Rude little patriots
On paper, everything seems kosher. If Srinagar is as much an integral part of India as, say, Itanagar, surely there’s nothing wrong in the Indian tricolour being hoisted by patriotic hokeys at Lal Chowk this Republic Day. Or is there? Indrajit Hazra writes.columns Updated: Jul 04, 2011 13:48 IST
Kashmir is the last bastion of the BJP. On paper, everything seems kosher. If Srinagar is as much an integral part of India as, say, Itanagar, surely there’s nothing wrong in the Indian tricolour being hoisted by patriotic hokeys at Lal Chowk this Republic Day. Or is there?

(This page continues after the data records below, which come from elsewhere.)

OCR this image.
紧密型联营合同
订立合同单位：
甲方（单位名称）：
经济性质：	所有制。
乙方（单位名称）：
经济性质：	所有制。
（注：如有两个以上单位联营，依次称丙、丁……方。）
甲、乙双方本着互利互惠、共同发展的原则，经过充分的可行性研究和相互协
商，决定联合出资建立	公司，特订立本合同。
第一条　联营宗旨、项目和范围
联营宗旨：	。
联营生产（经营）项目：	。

As always, there is something the BJP, in its finite wisdom, can learn from my late grandmother, a liberal Hindu who would have been at ease with the party president’s avuncular style. Despite her progeny straying considerably from her cultural mores, they did respect her wish of not consuming alcohol in her presence. She didn’t mind people drinking; she just felt uncomfortable about alcohol being consumed in front of her.

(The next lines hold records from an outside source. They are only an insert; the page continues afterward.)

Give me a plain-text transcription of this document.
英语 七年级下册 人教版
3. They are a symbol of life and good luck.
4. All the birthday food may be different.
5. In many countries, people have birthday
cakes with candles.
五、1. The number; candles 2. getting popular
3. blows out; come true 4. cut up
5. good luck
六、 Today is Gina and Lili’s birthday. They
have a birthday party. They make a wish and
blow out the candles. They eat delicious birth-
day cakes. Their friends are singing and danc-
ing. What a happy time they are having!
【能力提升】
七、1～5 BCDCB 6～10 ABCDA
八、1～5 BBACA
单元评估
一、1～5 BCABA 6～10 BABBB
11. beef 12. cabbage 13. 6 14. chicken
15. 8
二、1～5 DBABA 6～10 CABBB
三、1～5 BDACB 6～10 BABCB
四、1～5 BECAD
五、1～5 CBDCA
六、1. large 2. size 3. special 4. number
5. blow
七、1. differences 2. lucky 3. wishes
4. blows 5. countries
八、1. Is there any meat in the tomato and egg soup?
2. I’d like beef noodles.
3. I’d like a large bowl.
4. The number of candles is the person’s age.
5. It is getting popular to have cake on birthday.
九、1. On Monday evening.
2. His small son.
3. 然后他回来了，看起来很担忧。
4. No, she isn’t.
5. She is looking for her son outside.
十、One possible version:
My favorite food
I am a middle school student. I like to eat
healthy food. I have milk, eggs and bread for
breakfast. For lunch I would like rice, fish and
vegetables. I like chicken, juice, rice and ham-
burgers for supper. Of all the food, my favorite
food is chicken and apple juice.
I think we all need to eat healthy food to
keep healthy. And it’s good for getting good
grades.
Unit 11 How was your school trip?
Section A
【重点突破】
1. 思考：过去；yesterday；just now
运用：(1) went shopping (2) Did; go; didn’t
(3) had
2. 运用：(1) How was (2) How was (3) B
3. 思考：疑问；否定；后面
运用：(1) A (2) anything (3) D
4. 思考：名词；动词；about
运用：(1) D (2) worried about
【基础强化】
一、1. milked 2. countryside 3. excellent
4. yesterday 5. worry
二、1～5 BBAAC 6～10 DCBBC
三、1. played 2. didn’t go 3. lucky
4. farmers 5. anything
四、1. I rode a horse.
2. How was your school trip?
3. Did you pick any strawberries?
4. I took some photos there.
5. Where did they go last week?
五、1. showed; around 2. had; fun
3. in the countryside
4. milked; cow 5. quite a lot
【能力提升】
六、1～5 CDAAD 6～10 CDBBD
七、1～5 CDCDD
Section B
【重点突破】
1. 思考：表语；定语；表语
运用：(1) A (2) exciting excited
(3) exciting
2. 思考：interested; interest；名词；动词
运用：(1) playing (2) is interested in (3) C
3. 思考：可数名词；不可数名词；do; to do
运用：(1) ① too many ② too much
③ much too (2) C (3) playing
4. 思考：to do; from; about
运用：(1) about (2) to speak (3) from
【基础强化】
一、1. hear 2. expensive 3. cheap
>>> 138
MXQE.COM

If the BJP was a member of my grandmother’s household, I fear that this is what would have happened: citing the undeniable fact that alcohol consumption isn’t banned in our country and certainly not in the privacy of homes, the party would have plonked their choice of poison and would have knocked back a few in front of my grandma. Essentially, it would have been a rude gesture carried out just to make a larger — correct — point.
The problem isn’t that the Indian national flag is being raised in the Valley on January 26. Plenty of tricolours are raised there that day officially and unofficially without a murmur. But the fact is that it’s the BJP doing it and telling everyone, “Look, look! We’re raising the flag in Kashmir. Top that Mother India-lovers!”
In the world of symbolism that we live in, how something is done matters as much as — if not more than — what that something is. And unlike the expired charms of gung-ho Hindutva, the touchy-feely patriotic buzz gained by raising the national flag is hardly the stuff of any radical ideology. Also, such a gesture is popular, non-exclusionary and in-sync with the ‘Jai ho!’ bonkers crowd that is young India’s version of ‘Inqilab zindabadwallas!’
All self-respecting Kashmir experts pooh-pooh any comparisons between Northern Ireland’s historical relations with London and the Kashmir Valley’s relations with New Delhi. They are right to do so as the two ‘disputes’ are very different in nature, origin and trajectory. But I can’t help but think of the BJP’s Tiranga Yatra bearing a strong resemblance to the ‘Orange march’. The ‘Orange march’ is a commemorative walk undertaken in various parts of Britain and Commonwealth countries to mark the victory of William of Orange, a Protestant, over James II, a Catholic, in the Battle of the Boyne in 1690. It’s a harmless show of pride in Protestantism and the fact of Northern Ireland being part of Britain.
But during the ‘Troubles’ of the 1970s, an ‘Orange march’ in Catholic-majority, London-owned Northern Ireland became something more than the equivalent of a mobile satsang event. It took on the flavour of conflicting ‘nationhoods’ — between Northern Ireland and Britain, despite the former being a ‘disputed’ part of the latter according to Irish separatists.
The marches were fine when they usually passed through Protestant-dominated parts of Northern Ireland. But when passing through ‘Catholic’ localities, people — who would have otherwise been sitting at home watching the telly and without much of an opinion on whether London or the Irish Republican Army should be in charge of their town — turned into abusive onlookers. In the late 1990s, in the Catholic-majority locality of Drumcree in the Northern Ireland town of Portadown, riots broke out when the Orange Order was banned from walking down a particular street. The ban in such ‘contentious’ areas is still in place, although tensions have subsided.
It’s too late for our very own Orange Order boys to be dissuaded from marching to Lal Chowk. But a ban on their Boy Scouts sojourn would be exactly the kind of thing that would make an LK Advani out of Nitin Gadkari. It’s bad manners, impolite and the worst kind of short-term politics. But if the BJP wants to carry out their patriotic task that’s the equivalent of glugging a bottle of beer in front of my grandma’s face, we need to ensure (with yet another layer of security) that no one in the Valley takes these merry, patriotic attention-seekers to heart.